The following discussion and analysis of our financial condition and results of operations should be read in conjunction with the financial statements and the notes thereto contained elsewhere in this report. Certain information contained in the discussion and analysis set forth below includes forward-looking statements that involve risks and uncertainties.
Overview
We are a blank check company incorporated in Delaware on February 22, 2021. We were formed for the purpose of effecting a merger, capital stock exchange, asset acquisition, stock purchase, reorganization or similar business combination with one or more businesses. We are an emerging growth company and, as such, we are subject to all of the risks associated with emerging growth companies.
As of December 31, 2022, we have not commenced any operations. All activity for the period from February 22, 2021 (inception) through December 31, 2022 relates to our formation and the IPO, described below, and, since the offering, the search for a prospective initial business combination. We will not generate any operating revenues until after the completion of its initial business combination, at the earliest. We will generate non-operating income in the form of interest income on cash and cash equivalents from the proceeds derived from the Initial Public Offering, and non-operating income or expense due to changes in the fair value of derivative warrant liabilities. We have selected December 31 as its fiscal year end.

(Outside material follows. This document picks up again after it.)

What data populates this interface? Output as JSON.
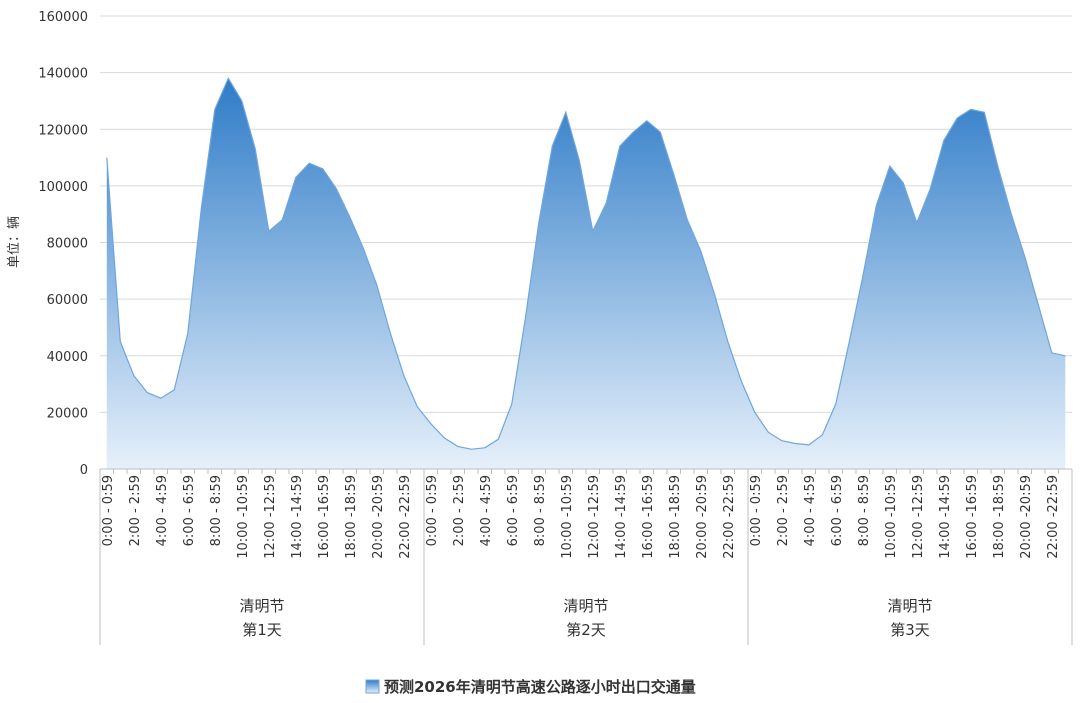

Our sponsor is Mercato Partners Acquisition Group, LLC, a Delaware limited liability company. The registration statement filed in connection with our Initial Public Offering was declared effective on November 3, 2021. On November 8, 2021, we consummated our Initial Public Offering of 20,000,000 units (the “Units” and, with respect to the Class A common stock included in the Units being offered, the “public shares”), at $10.00 per Unit, generating gross proceeds of $200.0 million, and incurring offering costs of approximately $12.1 million, of which $4.0 million was for underwriting commissions, $7.0 million was for deferred underwriting commissions and approximately $1.1 million was for offering costs, of which approximately $0.3 million was allocated to derivative warrant liabilities.
Simultaneously with the closing of the Initial Public Offering, we consummated the private placement (“Private Placement”) of 9,000,000 warrants, at a price of $1.00 per private placement warrant to the sponsor, generating proceeds of $9.0 million.
In connection with the Initial Public Offering, the underwriter was granted an option (the “Over-allotment Option”) to purchase up to an additional 3,000,000 Units (“Over-allotment Units”) solely to cover over-allotments, if any, at an offering price of $10.00 per Over-allotment Unit. On November 19, 2021, the underwriter exercised the Over-allotment Option in full and, on November 23, 2021, purchased 3,000,000 Over-allotment Units, generating gross proceeds of $30,000,000, and incurring additional offering costs of approximately $1.7 million, of which $600,000 was paid for underwriting commissions, and approximately $1.1 million is payable to the underwriter for deferred underwriting commissions.
On August 1, 2022 the underwriter irrevocably waived its rights to the deferred underwriting commissions due under the underwriting agreement consummated in connection with the Initial Public Offering.
Simultaneously with the sale of the Over-allotment Units, on November 23, 2021, the Company consummated a second closing of the Private Placement of an aggregate of 1,050,000 private placement warrants, at a price of $1.00 per private placement warrant, with the sponsor. The second closing of the Private Placement generated additional aggregate gross proceeds of $1,050,000. The private placement warrants are identical to the warrants sold as part of the Units in the Initial Public Offering except that, if held by the sponsor or its permitted transferees, they (i) may be exercised for cash or on a cashless basis, (ii) are not subject to being called for redemption under certain redemption scenarios and (iii) subject to certain limited exceptions, will be subject to transfer restrictions until 30 days following the consummation of the Company’s initial business combination.